Architects keen on Calatrava-designed tower at Dubai Creek project
The new Santiago Calatrava-designed observation tower, which will be the centrepiece of Emaar Properties’ Dubai Creek project, has been welcomed by architects.
The tower’s design was approved by Mohammed bin Rashid, Vice President of the UAE and Ruler of Dubai, on Saturday, following an international design competition featuring six consultancy firms.
The winning design by the Spanish-Swiss architect provides a modern twist on Islamic architecture, and was described by Sheikh Mohammed as an “architectural wonder that will be as great as Burj Khalifa and the Eiffel Tower”, according to the state news agency Wam.
The height of the tower has not been specified but in drawings provided by Emaar it looms high over neighbouring towers.

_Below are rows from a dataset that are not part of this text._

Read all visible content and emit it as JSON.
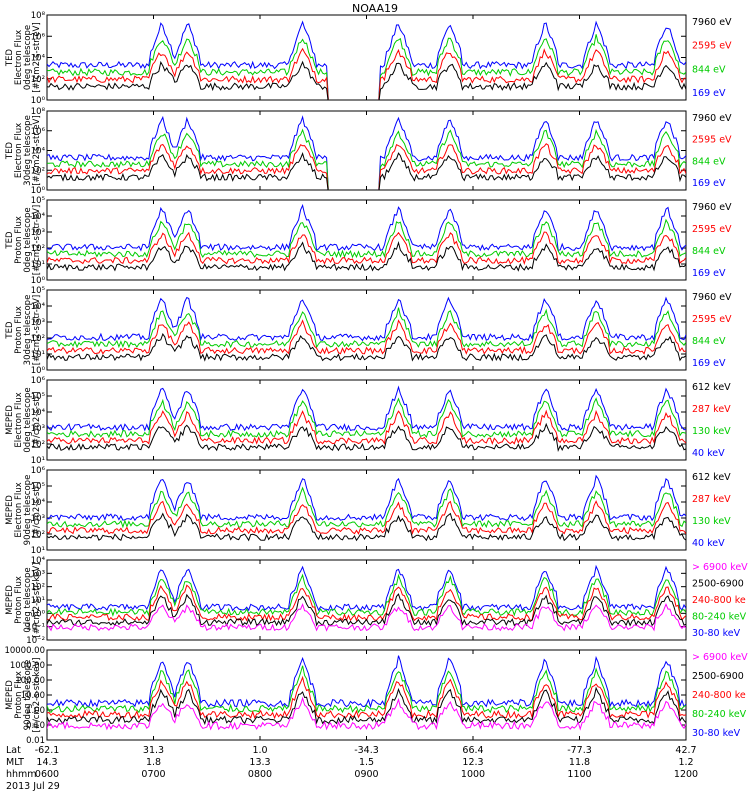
{
  "chart_data": {
    "type": "line",
    "title": "NOAA19",
    "x_time_range": [
      "0600",
      "1200"
    ],
    "x_ticks": [
      {
        "hhmm": "0600",
        "lat": "-62.1",
        "mlt": "14.3"
      },
      {
        "hhmm": "0700",
        "lat": "31.3",
        "mlt": "1.8"
      },
      {
        "hhmm": "0800",
        "lat": "1.0",
        "mlt": "13.3"
      },
      {
        "hhmm": "0900",
        "lat": "-34.3",
        "mlt": "1.5"
      },
      {
        "hhmm": "1000",
        "lat": "66.4",
        "mlt": "12.3"
      },
      {
        "hhmm": "1100",
        "lat": "-77.3",
        "mlt": "11.8"
      },
      {
        "hhmm": "1200",
        "lat": "42.7",
        "mlt": "1.2"
      }
    ],
    "x_row_labels": [
      "Lat",
      "MLT",
      "hhmm"
    ],
    "date_label": "2013 Jul 29",
    "panels": [
      {
        "ylabel": [
          "TED",
          "Electron Flux",
          "0deg telescope",
          "[#/cm2-s-str-eV]"
        ],
        "log": true,
        "ylim_exp": [
          0,
          8
        ],
        "yticks": [
          "10⁰",
          "10²",
          "10⁴",
          "10⁶",
          "10⁸"
        ],
        "series": [
          {
            "name": "7960 eV",
            "color": "#000000"
          },
          {
            "name": "2595 eV",
            "color": "#ff0000"
          },
          {
            "name": "844 eV",
            "color": "#00cc00"
          },
          {
            "name": "169 eV",
            "color": "#0000ff"
          }
        ]
      },
      {
        "ylabel": [
          "TED",
          "Electron Flux",
          "30deg telescope",
          "[#/cm2-s-str-eV]"
        ],
        "log": true,
        "ylim_exp": [
          0,
          8
        ],
        "yticks": [
          "10⁰",
          "10²",
          "10⁴",
          "10⁶",
          "10⁸"
        ],
        "series": [
          {
            "name": "7960 eV",
            "color": "#000000"
          },
          {
            "name": "2595 eV",
            "color": "#ff0000"
          },
          {
            "name": "844 eV",
            "color": "#00cc00"
          },
          {
            "name": "169 eV",
            "color": "#0000ff"
          }
        ]
      },
      {
        "ylabel": [
          "TED",
          "Proton Flux",
          "0deg telescope",
          "[#/cm2-s-str-eV]"
        ],
        "log": true,
        "ylim_exp": [
          0,
          5
        ],
        "yticks": [
          "10⁰",
          "10¹",
          "10²",
          "10³",
          "10⁴",
          "10⁵"
        ],
        "series": [
          {
            "name": "7960 eV",
            "color": "#000000"
          },
          {
            "name": "2595 eV",
            "color": "#ff0000"
          },
          {
            "name": "844 eV",
            "color": "#00cc00"
          },
          {
            "name": "169 eV",
            "color": "#0000ff"
          }
        ]
      },
      {
        "ylabel": [
          "TED",
          "Proton Flux",
          "30deg telescope",
          "[#/cm2-s-str-eV]"
        ],
        "log": true,
        "ylim_exp": [
          0,
          5
        ],
        "yticks": [
          "10⁰",
          "10¹",
          "10²",
          "10³",
          "10⁴",
          "10⁵"
        ],
        "series": [
          {
            "name": "7960 eV",
            "color": "#000000"
          },
          {
            "name": "2595 eV",
            "color": "#ff0000"
          },
          {
            "name": "844 eV",
            "color": "#00cc00"
          },
          {
            "name": "169 eV",
            "color": "#0000ff"
          }
        ]
      },
      {
        "ylabel": [
          "MEPED",
          "Electron Flux",
          "0deg telescope",
          "[#/cm2-s-str]"
        ],
        "log": true,
        "ylim_exp": [
          1,
          6
        ],
        "yticks": [
          "10¹",
          "10²",
          "10³",
          "10⁴",
          "10⁵",
          "10⁶"
        ],
        "series": [
          {
            "name": "612 keV",
            "color": "#000000"
          },
          {
            "name": "287 keV",
            "color": "#ff0000"
          },
          {
            "name": "130 keV",
            "color": "#00cc00"
          },
          {
            "name": "40 keV",
            "color": "#0000ff"
          }
        ]
      },
      {
        "ylabel": [
          "MEPED",
          "Electron Flux",
          "90deg telescope",
          "[#/cm2-s-str]"
        ],
        "log": true,
        "ylim_exp": [
          1,
          6
        ],
        "yticks": [
          "10¹",
          "10²",
          "10³",
          "10⁴",
          "10⁵",
          "10⁶"
        ],
        "series": [
          {
            "name": "612 keV",
            "color": "#000000"
          },
          {
            "name": "287 keV",
            "color": "#ff0000"
          },
          {
            "name": "130 keV",
            "color": "#00cc00"
          },
          {
            "name": "40 keV",
            "color": "#0000ff"
          }
        ]
      },
      {
        "ylabel": [
          "MEPED",
          "Proton Flux",
          "0deg telescope",
          "[#/cm2-s-str-keV]"
        ],
        "log": true,
        "ylim_exp": [
          -2,
          4
        ],
        "yticks": [
          "10⁻²",
          "10⁻¹",
          "10⁰",
          "10¹",
          "10²",
          "10³",
          "10⁴"
        ],
        "series": [
          {
            "name": "> 6900 keV",
            "color": "#ff00ff"
          },
          {
            "name": "2500-6900",
            "color": "#000000"
          },
          {
            "name": "240-800 ke",
            "color": "#ff0000"
          },
          {
            "name": "80-240 keV",
            "color": "#00cc00"
          },
          {
            "name": "30-80 keV",
            "color": "#0000ff"
          }
        ]
      },
      {
        "ylabel": [
          "MEPED",
          "Proton Flux",
          "90deg telescope",
          "[#/cm2-s-str-keV]"
        ],
        "log": true,
        "ylim_exp": [
          -2,
          4
        ],
        "yticks": [
          "0.01",
          "0.10",
          "1.00",
          "10.00",
          "100.00",
          "1000.00",
          "10000.00"
        ],
        "series": [
          {
            "name": "> 6900 keV",
            "color": "#ff00ff"
          },
          {
            "name": "2500-6900",
            "color": "#000000"
          },
          {
            "name": "240-800 ke",
            "color": "#ff0000"
          },
          {
            "name": "80-240 keV",
            "color": "#00cc00"
          },
          {
            "name": "30-80 keV",
            "color": "#0000ff"
          }
        ]
      }
    ]
  }
}
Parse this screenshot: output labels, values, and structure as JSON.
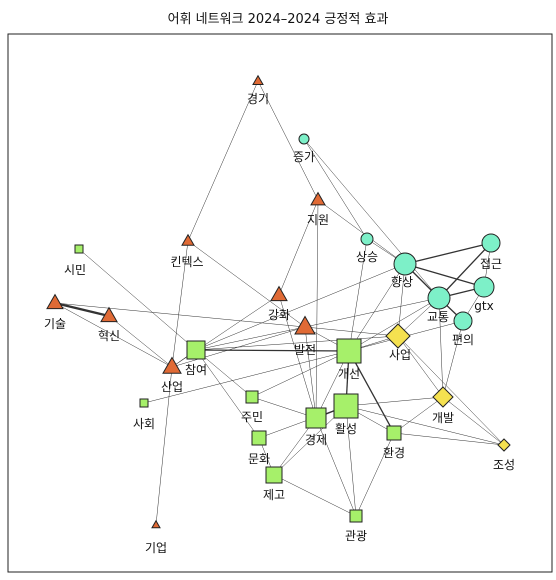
{
  "title": "어휘 네트워크 2024–2024 긍정적 효과",
  "colors": {
    "triangle": "#e06a35",
    "square": "#a6f06a",
    "diamond": "#f5e150",
    "circle": "#7df0c8",
    "stroke": "#222222",
    "edge": "#333333"
  },
  "nodes": [
    {
      "id": "경기",
      "shape": "triangle"
    },
    {
      "id": "증가",
      "shape": "circle"
    },
    {
      "id": "지원",
      "shape": "triangle"
    },
    {
      "id": "상승",
      "shape": "circle"
    },
    {
      "id": "향상",
      "shape": "circle"
    },
    {
      "id": "접근",
      "shape": "circle"
    },
    {
      "id": "gtx",
      "shape": "circle"
    },
    {
      "id": "교통",
      "shape": "circle"
    },
    {
      "id": "편의",
      "shape": "circle"
    },
    {
      "id": "시민",
      "shape": "square"
    },
    {
      "id": "킨텍스",
      "shape": "triangle"
    },
    {
      "id": "기술",
      "shape": "triangle"
    },
    {
      "id": "혁신",
      "shape": "triangle"
    },
    {
      "id": "강화",
      "shape": "triangle"
    },
    {
      "id": "발전",
      "shape": "triangle"
    },
    {
      "id": "사업",
      "shape": "diamond"
    },
    {
      "id": "참여",
      "shape": "square"
    },
    {
      "id": "개선",
      "shape": "square"
    },
    {
      "id": "산업",
      "shape": "triangle"
    },
    {
      "id": "사회",
      "shape": "square"
    },
    {
      "id": "주민",
      "shape": "square"
    },
    {
      "id": "개발",
      "shape": "diamond"
    },
    {
      "id": "경제",
      "shape": "square"
    },
    {
      "id": "활성",
      "shape": "square"
    },
    {
      "id": "환경",
      "shape": "square"
    },
    {
      "id": "조성",
      "shape": "diamond"
    },
    {
      "id": "문화",
      "shape": "square"
    },
    {
      "id": "제고",
      "shape": "square"
    },
    {
      "id": "관광",
      "shape": "square"
    },
    {
      "id": "기업",
      "shape": "triangle"
    }
  ],
  "edges": [
    [
      "경기",
      "킨텍스",
      1
    ],
    [
      "경기",
      "지원",
      1
    ],
    [
      "증가",
      "상승",
      1
    ],
    [
      "증가",
      "교통",
      1
    ],
    [
      "지원",
      "강화",
      1
    ],
    [
      "지원",
      "향상",
      1
    ],
    [
      "지원",
      "경제",
      1
    ],
    [
      "상승",
      "향상",
      1
    ],
    [
      "상승",
      "개선",
      1
    ],
    [
      "향상",
      "접근",
      2
    ],
    [
      "향상",
      "교통",
      2
    ],
    [
      "향상",
      "gtx",
      2
    ],
    [
      "향상",
      "개선",
      1
    ],
    [
      "향상",
      "사업",
      1
    ],
    [
      "향상",
      "참여",
      1
    ],
    [
      "접근",
      "교통",
      2
    ],
    [
      "접근",
      "gtx",
      1
    ],
    [
      "gtx",
      "교통",
      2
    ],
    [
      "gtx",
      "편의",
      1
    ],
    [
      "교통",
      "편의",
      2
    ],
    [
      "교통",
      "개선",
      1
    ],
    [
      "교통",
      "사업",
      1
    ],
    [
      "교통",
      "발전",
      1
    ],
    [
      "교통",
      "개발",
      1
    ],
    [
      "편의",
      "개선",
      1
    ],
    [
      "편의",
      "개발",
      1
    ],
    [
      "시민",
      "참여",
      1
    ],
    [
      "킨텍스",
      "산업",
      1
    ],
    [
      "킨텍스",
      "발전",
      1
    ],
    [
      "기술",
      "혁신",
      3
    ],
    [
      "기술",
      "산업",
      1
    ],
    [
      "기술",
      "발전",
      1
    ],
    [
      "혁신",
      "산업",
      1
    ],
    [
      "강화",
      "산업",
      1
    ],
    [
      "강화",
      "경제",
      1
    ],
    [
      "발전",
      "사업",
      1
    ],
    [
      "발전",
      "산업",
      1
    ],
    [
      "발전",
      "개선",
      1
    ],
    [
      "발전",
      "경제",
      1
    ],
    [
      "발전",
      "참여",
      1
    ],
    [
      "사업",
      "개선",
      1
    ],
    [
      "사업",
      "개발",
      1
    ],
    [
      "사업",
      "참여",
      1
    ],
    [
      "사업",
      "조성",
      1
    ],
    [
      "참여",
      "주민",
      1
    ],
    [
      "참여",
      "개선",
      2
    ],
    [
      "참여",
      "문화",
      1
    ],
    [
      "참여",
      "산업",
      1
    ],
    [
      "개선",
      "경제",
      1
    ],
    [
      "개선",
      "활성",
      2
    ],
    [
      "개선",
      "환경",
      2
    ],
    [
      "개선",
      "주민",
      1
    ],
    [
      "사회",
      "개선",
      1
    ],
    [
      "주민",
      "경제",
      1
    ],
    [
      "개발",
      "조성",
      1
    ],
    [
      "개발",
      "환경",
      1
    ],
    [
      "개발",
      "활성",
      1
    ],
    [
      "경제",
      "활성",
      2
    ],
    [
      "경제",
      "제고",
      1
    ],
    [
      "경제",
      "관광",
      1
    ],
    [
      "활성",
      "환경",
      1
    ],
    [
      "활성",
      "관광",
      1
    ],
    [
      "활성",
      "문화",
      1
    ],
    [
      "환경",
      "조성",
      1
    ],
    [
      "환경",
      "관광",
      1
    ],
    [
      "문화",
      "제고",
      1
    ],
    [
      "제고",
      "관광",
      1
    ],
    [
      "제고",
      "활성",
      1
    ],
    [
      "산업",
      "기업",
      1
    ],
    [
      "조성",
      "활성",
      1
    ]
  ]
}
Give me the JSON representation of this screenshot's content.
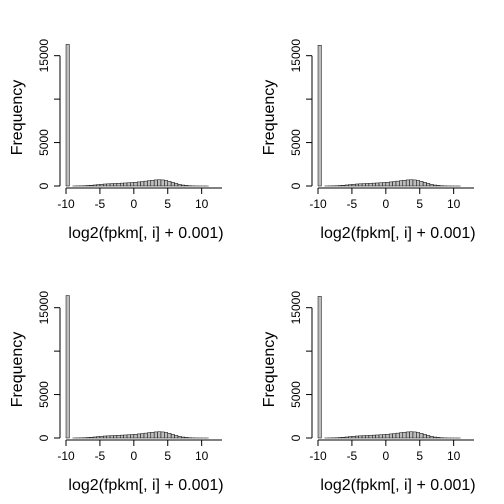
{
  "chart_data": [
    {
      "type": "bar",
      "title": "",
      "xlabel": "log2(fpkm[, i] + 0.001)",
      "ylabel": "Frequency",
      "xlim": [
        -10,
        13
      ],
      "ylim": [
        0,
        16000
      ],
      "xticks": [
        -10,
        -5,
        0,
        5,
        10
      ],
      "xtick_labels": [
        "-10",
        "-5",
        "0",
        "5",
        "10"
      ],
      "yticks": [
        0,
        5000,
        15000
      ],
      "ytick_labels": [
        "0",
        "5000",
        "15000"
      ],
      "bin_width": 0.5,
      "bins_start": [
        -10,
        -9.5,
        -9,
        -8.5,
        -8,
        -7.5,
        -7,
        -6.5,
        -6,
        -5.5,
        -5,
        -4.5,
        -4,
        -3.5,
        -3,
        -2.5,
        -2,
        -1.5,
        -1,
        -0.5,
        0,
        0.5,
        1,
        1.5,
        2,
        2.5,
        3,
        3.5,
        4,
        4.5,
        5,
        5.5,
        6,
        6.5,
        7,
        7.5,
        8,
        8.5,
        9,
        9.5,
        10,
        10.5,
        11,
        11.5,
        12
      ],
      "counts": [
        16300,
        0,
        5,
        10,
        20,
        30,
        50,
        80,
        120,
        160,
        200,
        230,
        250,
        270,
        290,
        310,
        330,
        350,
        370,
        400,
        430,
        470,
        510,
        560,
        610,
        660,
        700,
        720,
        700,
        640,
        540,
        420,
        300,
        190,
        110,
        60,
        30,
        15,
        8,
        4,
        2,
        1,
        0,
        0,
        0
      ]
    },
    {
      "type": "bar",
      "title": "",
      "xlabel": "log2(fpkm[, i] + 0.001)",
      "ylabel": "Frequency",
      "xlim": [
        -10,
        13
      ],
      "ylim": [
        0,
        16000
      ],
      "xticks": [
        -10,
        -5,
        0,
        5,
        10
      ],
      "xtick_labels": [
        "-10",
        "-5",
        "0",
        "5",
        "10"
      ],
      "yticks": [
        0,
        5000,
        15000
      ],
      "ytick_labels": [
        "0",
        "5000",
        "15000"
      ],
      "bin_width": 0.5,
      "bins_start": [
        -10,
        -9.5,
        -9,
        -8.5,
        -8,
        -7.5,
        -7,
        -6.5,
        -6,
        -5.5,
        -5,
        -4.5,
        -4,
        -3.5,
        -3,
        -2.5,
        -2,
        -1.5,
        -1,
        -0.5,
        0,
        0.5,
        1,
        1.5,
        2,
        2.5,
        3,
        3.5,
        4,
        4.5,
        5,
        5.5,
        6,
        6.5,
        7,
        7.5,
        8,
        8.5,
        9,
        9.5,
        10,
        10.5,
        11,
        11.5,
        12
      ],
      "counts": [
        16200,
        0,
        5,
        10,
        20,
        30,
        50,
        80,
        120,
        160,
        200,
        230,
        250,
        270,
        290,
        310,
        330,
        350,
        370,
        400,
        430,
        470,
        510,
        560,
        610,
        660,
        700,
        720,
        700,
        640,
        540,
        420,
        300,
        190,
        110,
        60,
        30,
        15,
        8,
        4,
        2,
        1,
        0,
        0,
        0
      ]
    },
    {
      "type": "bar",
      "title": "",
      "xlabel": "log2(fpkm[, i] + 0.001)",
      "ylabel": "Frequency",
      "xlim": [
        -10,
        13
      ],
      "ylim": [
        0,
        16000
      ],
      "xticks": [
        -10,
        -5,
        0,
        5,
        10
      ],
      "xtick_labels": [
        "-10",
        "-5",
        "0",
        "5",
        "10"
      ],
      "yticks": [
        0,
        5000,
        15000
      ],
      "ytick_labels": [
        "0",
        "5000",
        "15000"
      ],
      "bin_width": 0.5,
      "bins_start": [
        -10,
        -9.5,
        -9,
        -8.5,
        -8,
        -7.5,
        -7,
        -6.5,
        -6,
        -5.5,
        -5,
        -4.5,
        -4,
        -3.5,
        -3,
        -2.5,
        -2,
        -1.5,
        -1,
        -0.5,
        0,
        0.5,
        1,
        1.5,
        2,
        2.5,
        3,
        3.5,
        4,
        4.5,
        5,
        5.5,
        6,
        6.5,
        7,
        7.5,
        8,
        8.5,
        9,
        9.5,
        10,
        10.5,
        11,
        11.5,
        12
      ],
      "counts": [
        16400,
        0,
        5,
        10,
        20,
        30,
        50,
        80,
        120,
        160,
        200,
        230,
        250,
        270,
        290,
        310,
        330,
        350,
        370,
        400,
        430,
        470,
        510,
        560,
        610,
        660,
        700,
        720,
        700,
        640,
        540,
        420,
        300,
        190,
        110,
        60,
        30,
        15,
        8,
        4,
        2,
        1,
        0,
        0,
        0
      ]
    },
    {
      "type": "bar",
      "title": "",
      "xlabel": "log2(fpkm[, i] + 0.001)",
      "ylabel": "Frequency",
      "xlim": [
        -10,
        13
      ],
      "ylim": [
        0,
        16000
      ],
      "xticks": [
        -10,
        -5,
        0,
        5,
        10
      ],
      "xtick_labels": [
        "-10",
        "-5",
        "0",
        "5",
        "10"
      ],
      "yticks": [
        0,
        5000,
        15000
      ],
      "ytick_labels": [
        "0",
        "5000",
        "15000"
      ],
      "bin_width": 0.5,
      "bins_start": [
        -10,
        -9.5,
        -9,
        -8.5,
        -8,
        -7.5,
        -7,
        -6.5,
        -6,
        -5.5,
        -5,
        -4.5,
        -4,
        -3.5,
        -3,
        -2.5,
        -2,
        -1.5,
        -1,
        -0.5,
        0,
        0.5,
        1,
        1.5,
        2,
        2.5,
        3,
        3.5,
        4,
        4.5,
        5,
        5.5,
        6,
        6.5,
        7,
        7.5,
        8,
        8.5,
        9,
        9.5,
        10,
        10.5,
        11,
        11.5,
        12
      ],
      "counts": [
        16300,
        0,
        5,
        10,
        20,
        30,
        50,
        80,
        120,
        160,
        200,
        230,
        250,
        270,
        290,
        310,
        330,
        350,
        370,
        400,
        430,
        470,
        510,
        560,
        610,
        660,
        700,
        720,
        700,
        640,
        540,
        420,
        300,
        190,
        110,
        60,
        30,
        15,
        8,
        4,
        2,
        1,
        0,
        0,
        0
      ]
    }
  ]
}
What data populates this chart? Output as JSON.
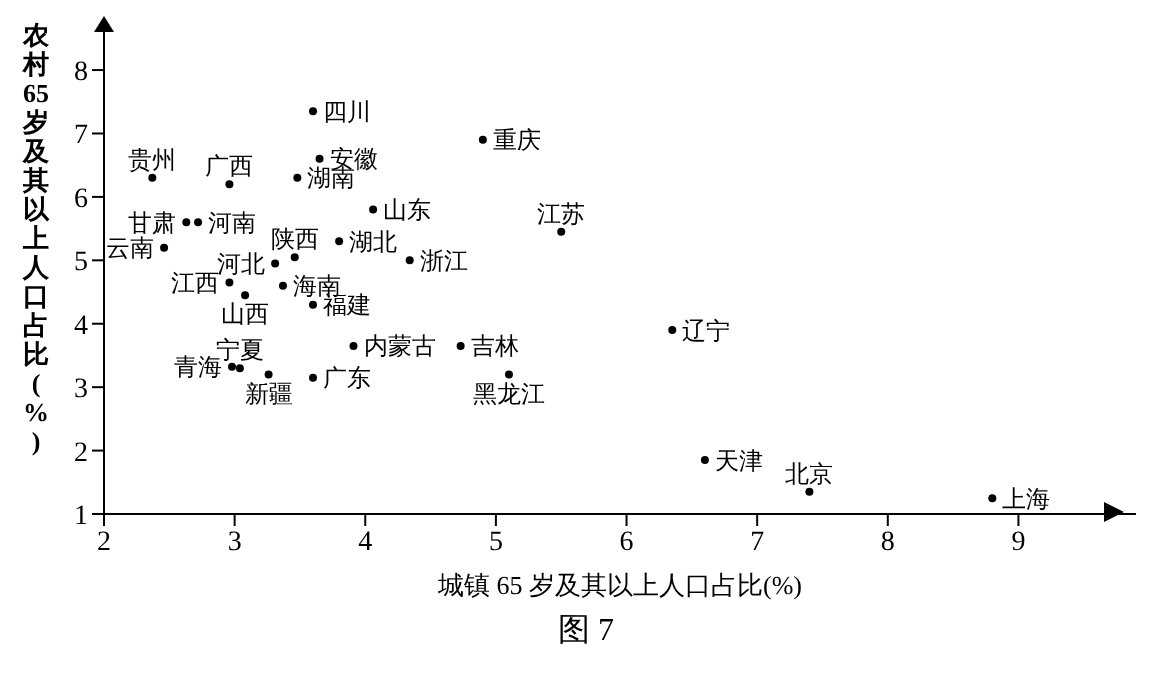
{
  "chart_data": {
    "type": "scatter",
    "xlabel": "城镇 65 岁及其以上人口占比(%)",
    "ylabel": "农村65岁及其以上人口占比(%)",
    "x": [
      3.6,
      4.9,
      2.37,
      2.96,
      3.65,
      3.48,
      4.06,
      2.63,
      2.72,
      5.5,
      3.8,
      3.46,
      3.31,
      4.34,
      2.46,
      2.96,
      3.08,
      3.37,
      3.6,
      3.91,
      4.73,
      5.1,
      3.04,
      2.98,
      3.26,
      3.6,
      6.35,
      6.6,
      7.4,
      8.8
    ],
    "series": [
      {
        "color": "#000000",
        "values": [
          7.35,
          6.9,
          6.3,
          6.2,
          6.6,
          6.3,
          5.8,
          5.6,
          5.6,
          5.45,
          5.3,
          5.05,
          4.95,
          5.0,
          5.2,
          4.65,
          4.45,
          4.6,
          4.3,
          3.65,
          3.65,
          3.2,
          3.3,
          3.32,
          3.2,
          3.15,
          3.9,
          1.85,
          1.35,
          1.25
        ]
      }
    ],
    "annotations": [
      {
        "text": "四川",
        "x": 3.6,
        "y": 7.35
      },
      {
        "text": "重庆",
        "x": 4.9,
        "y": 6.9
      },
      {
        "text": "贵州",
        "x": 2.37,
        "y": 6.3
      },
      {
        "text": "广西",
        "x": 2.96,
        "y": 6.2
      },
      {
        "text": "安徽",
        "x": 3.65,
        "y": 6.6
      },
      {
        "text": "湖南",
        "x": 3.48,
        "y": 6.3
      },
      {
        "text": "山东",
        "x": 4.06,
        "y": 5.8
      },
      {
        "text": "甘肃",
        "x": 2.63,
        "y": 5.6
      },
      {
        "text": "河南",
        "x": 2.72,
        "y": 5.6
      },
      {
        "text": "江苏",
        "x": 5.5,
        "y": 5.45
      },
      {
        "text": "湖北",
        "x": 3.8,
        "y": 5.3
      },
      {
        "text": "陕西",
        "x": 3.46,
        "y": 5.05
      },
      {
        "text": "河北",
        "x": 3.31,
        "y": 4.95
      },
      {
        "text": "浙江",
        "x": 4.34,
        "y": 5.0
      },
      {
        "text": "云南",
        "x": 2.46,
        "y": 5.2
      },
      {
        "text": "江西",
        "x": 2.96,
        "y": 4.65
      },
      {
        "text": "山西",
        "x": 3.08,
        "y": 4.45
      },
      {
        "text": "海南",
        "x": 3.37,
        "y": 4.6
      },
      {
        "text": "福建",
        "x": 3.6,
        "y": 4.3
      },
      {
        "text": "内蒙古",
        "x": 3.91,
        "y": 3.65
      },
      {
        "text": "吉林",
        "x": 4.73,
        "y": 3.65
      },
      {
        "text": "黑龙江",
        "x": 5.1,
        "y": 3.2
      },
      {
        "text": "宁夏",
        "x": 3.04,
        "y": 3.3
      },
      {
        "text": "青海",
        "x": 2.98,
        "y": 3.32
      },
      {
        "text": "新疆",
        "x": 3.26,
        "y": 3.2
      },
      {
        "text": "广东",
        "x": 3.6,
        "y": 3.15
      },
      {
        "text": "辽宁",
        "x": 6.35,
        "y": 3.9
      },
      {
        "text": "天津",
        "x": 6.6,
        "y": 1.85
      },
      {
        "text": "北京",
        "x": 7.4,
        "y": 1.35
      },
      {
        "text": "上海",
        "x": 8.8,
        "y": 1.25
      },
      "图 7"
    ],
    "xlim": [
      2,
      9.9
    ],
    "xticks": [
      2,
      3,
      4,
      5,
      6,
      7,
      8,
      9
    ],
    "ylim": [
      1,
      8.6
    ],
    "yticks": [
      1,
      2,
      3,
      4,
      5,
      6,
      7,
      8
    ],
    "marker": "circle"
  }
}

Emaar said a name for the tower has not yet been chosen. Its chairman Mohamed Alabbar said the new tower would prove to be a cultural and tourist landmark, adding that construction would begin within the next few months.
The tower is to be linked to a central island district within the Dubai Creek Harbour district, which is being developed by Emaar and Dubai Holding.
The pair signed a joint venture to develop Dubai Creek Harbour in October 2013, stating that it would be a master-planned city over 6 million square metres – three times the size of Emaar’s Downtown Dubai district.
Last month, Emaar Properties also said that it had started work on Dubai Creek Residences – a network of six residential towers of 30 to 40 storeys being built on the same island district.
The construction contract was awarded to Al Basti & Muktha and the towers are scheduled for completion in 2018.
P Martin Dufresne, design principal and partner at U+A Architect, said that in choosing a design from a “signature” architect such as Mr Calatrava, Dubai is taking a different approach than it did when developing Burj Khalifa. “I think it’s quite brilliant that they are coming in with a Calatrava. He is a class A architect [responsible] for monumental projects – things that are always pushing the limits of engineering.”
Mr Dufresne drew similarities between the appointment of Mr Calatrava to build this tower and Bilbao’s appointment of Frank Gehry to build its Guggenheim museum, which gained the city international attention when it opened in 1997.
“Of course, Dubai doesn’t need that, but it adds to the sophistication that the city is trying to reach in terms of its architecture. So I think it’s a really good choice.”
Paul Priest, a director and head of Mena studios for the architecture firm Benoy, said that he felt the Calatrava-designed tower “will be an excellent addition to Dubai’s skyline”.
Mr Priest said: “Well-designed buildings become signatures of the city.”
He added that it would play an important role in the development of the wider Dubai Creek area.“Towers, by their nature are the iconography of wider developments and, as such, generators of investment and catalysts for change.
“It must be more than an icon and become a destination. How this is executed is yet to be seen, but promises to become another brilliant facet to the city of Dubai.”
Yahya Jan, a design director and vice president of Norr Group, said that this would be Dubai’s first purely observational tower, but that other cities like Toronto were well-known for them.
“I think it’s a great location for an observation tower. It’s in a natural, heritage setting. At the same time, it looks both down the creek to the heart of traditional Dubai and out towards the new Dubai – the Burj Khalifa, Downtown and beyond.”